Le dossier est explosif et pourrait créer un précédent dans le football français. Comme nous vous l’avons révélé en exclusivité hier, Lassine Sinayoko a refusé de reprendre l’entraînement après avoir échangé avec Will Still et ses coéquipiers. La raison ? Le non-respect de l’accord écrit signé par Baptiste Malherbe qui stipulait que l’AJA accepterait une offre de 6,5 M€ si celle-ci arrivait avant le 14 juillet.

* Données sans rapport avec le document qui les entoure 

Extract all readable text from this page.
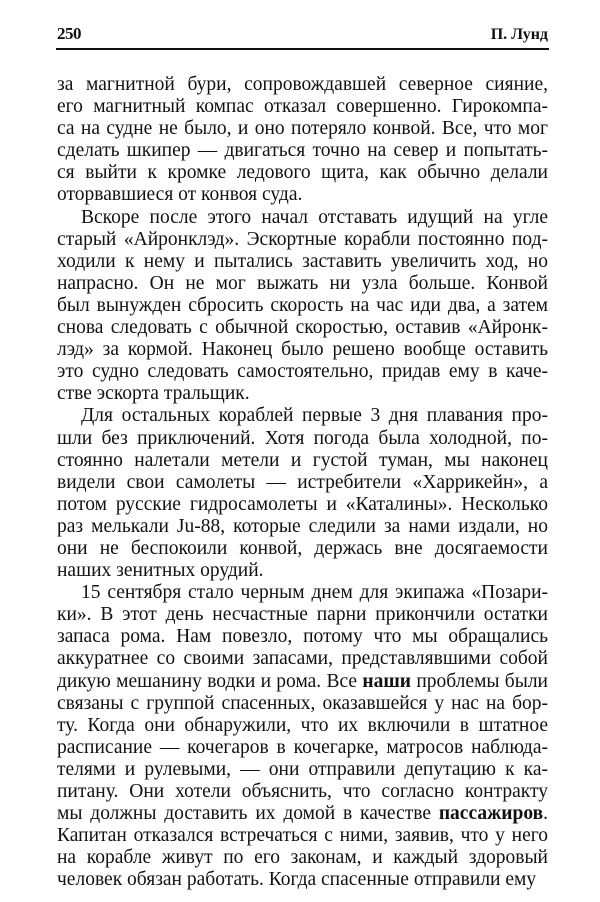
250	П. Лунд
за магнитной бури, сопровождавшей северное сияние,
его магнитный компас отказал совершенно. Гирокомпа-
са на судне не было, и оно потеряло конвой. Все, что мог
сделать шкипер — двигаться точно на север и попытать-
ся выйти к кромке ледового щита, как обычно делали
оторвавшиеся от конвоя суда.
Вскоре после этого начал отставать идущий на угле
старый «Айронклэд». Эскортные корабли постоянно под-
ходили к нему и пытались заставить увеличить ход, но
напрасно. Он не мог выжать ни узла больше. Конвой
был вынужден сбросить скорость на час иди два, а затем
снова следовать с обычной скоростью, оставив «Айронк-
лэд» за кормой. Наконец было решено вообще оставить
это судно следовать самостоятельно, придав ему в каче-
стве эскорта тральщик.
Для остальных кораблей первые 3 дня плавания про-
шли без приключений. Хотя погода была холодной, по-
стоянно налетали метели и густой туман, мы наконец
видели свои самолеты — истребители «Харрикейн», а
потом русские гидросамолеты и «Каталины». Несколько
раз мелькали Ju-88, которые следили за нами издали, но
они не беспокоили конвой, держась вне досягаемости
наших зенитных орудий.
15 сентября стало черным днем для экипажа «Позари-
ки». В этот день несчастные парни прикончили остатки
запаса рома. Нам повезло, потому что мы обращались
аккуратнее со своими запасами, представлявшими собой
дикую мешанину водки и рома. Все наши проблемы были
связаны с группой спасенных, оказавшейся у нас на бор-
ту. Когда они обнаружили, что их включили в штатное
расписание — кочегаров в кочегарке, матросов наблюда-
телями и рулевыми, — они отправили депутацию к ка-
питану. Они хотели объяснить, что согласно контракту
мы должны доставить их домой в качестве пассажиров.
Капитан отказался встречаться с ними, заявив, что у него
на корабле живут по его законам, и каждый здоровый
человек обязан работать. Когда спасенные отправили ему
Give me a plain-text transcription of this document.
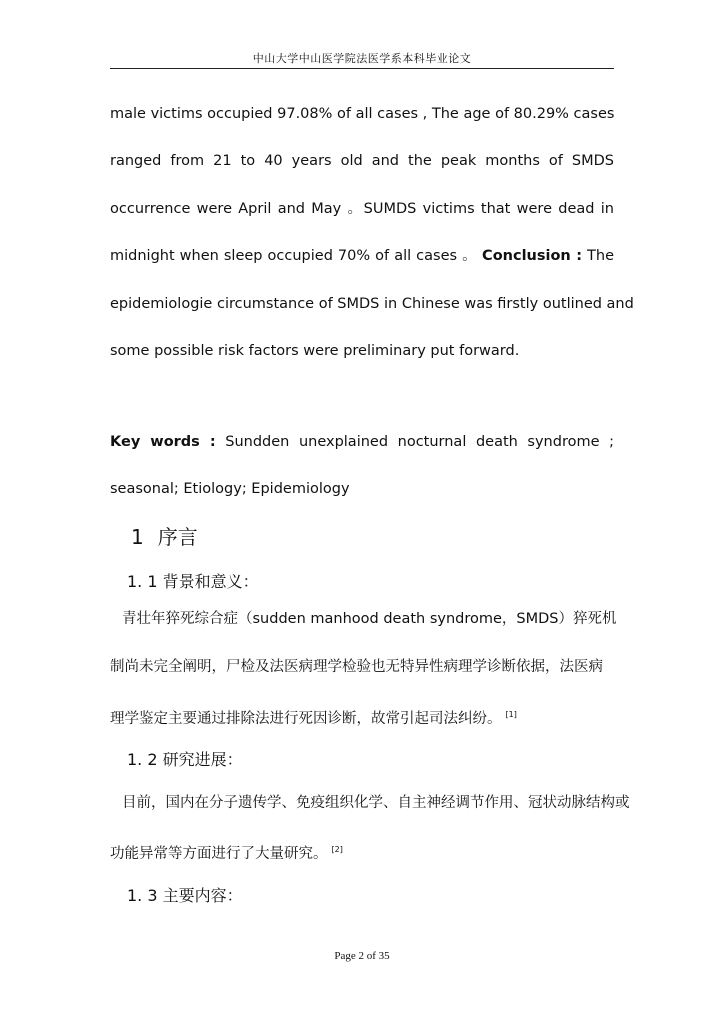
中山大学中山医学院法医学系本科毕业论文
male victims occupied 97.08% of all cases , The age of 80.29% cases
ranged from 21 to 40 years old and the peak months of SMDS
occurrence were April and May 。SUMDS victims that were dead in
midnight when sleep occupied 70% of all cases 。 Conclusion : The
epidemiologie circumstance of SMDS in Chinese was firstly outlined and
some possible risk factors were preliminary put forward.
Key words : Sundden unexplained nocturnal death syndrome ;
seasonal; Etiology; Epidemiology
1 序言
1. 1 背景和意义：
青壮年猝死综合症（sudden manhood death syndrome，SMDS）猝死机
制尚未完全阐明，尸检及法医病理学检验也无特异性病理学诊断依据，法医病
理学鉴定主要通过排除法进行死因诊断，故常引起司法纠纷。 [1]
1. 2 研究进展：
目前，国内在分子遗传学、免疫组织化学、自主神经调节作用、冠状动脉结构或
功能异常等方面进行了大量研究。 [2]
1. 3 主要内容：
Page 2 of 35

Le timing était parfait. Le 12 juillet 2026, le Paris FC transmet une offre ferme répondant scrupuleusement aux conditions fixées un an plus tôt. Désireux de franchir un cap et d’écrire un nouveau chapitre dans sa carrière, Lassine Sinayoko, fort de sa saison stratosphérique (12 buts, 4 passes décisives en Ligue 1), des services rendus à son club, et de l’accord signé un an auparavant auprès de sa direction, a indiqué immédiatement sa volonté ferme de rejoindre le club de la capitale. C’est à ce moment précis que la situation bascule dans l’ubuesque : l’AJ Auxerre rétropédale et refuse l’offre, prétextant que le document signé par le président auxerrois est dépourvu de toute valeur juridique.

Sinayoko lance un bras de fer pour faire valoir ses droits

Se sentant profondément floué, l’attaquant de 26 ans est entré dans une colère noire. Estimant que la confiance est définitivement rompue, il a joint les actes aux paroles en indiquant à son entraîneur et à ses coéquipiers qu’il refusait de reprendre l’entraînement, bien décidé à entamer un bras de fer total pour faire valoir ses droits. Mais l’argument juridique brandi par l’AJA pour retenir son joueur pourrait bien se retourner contre elle.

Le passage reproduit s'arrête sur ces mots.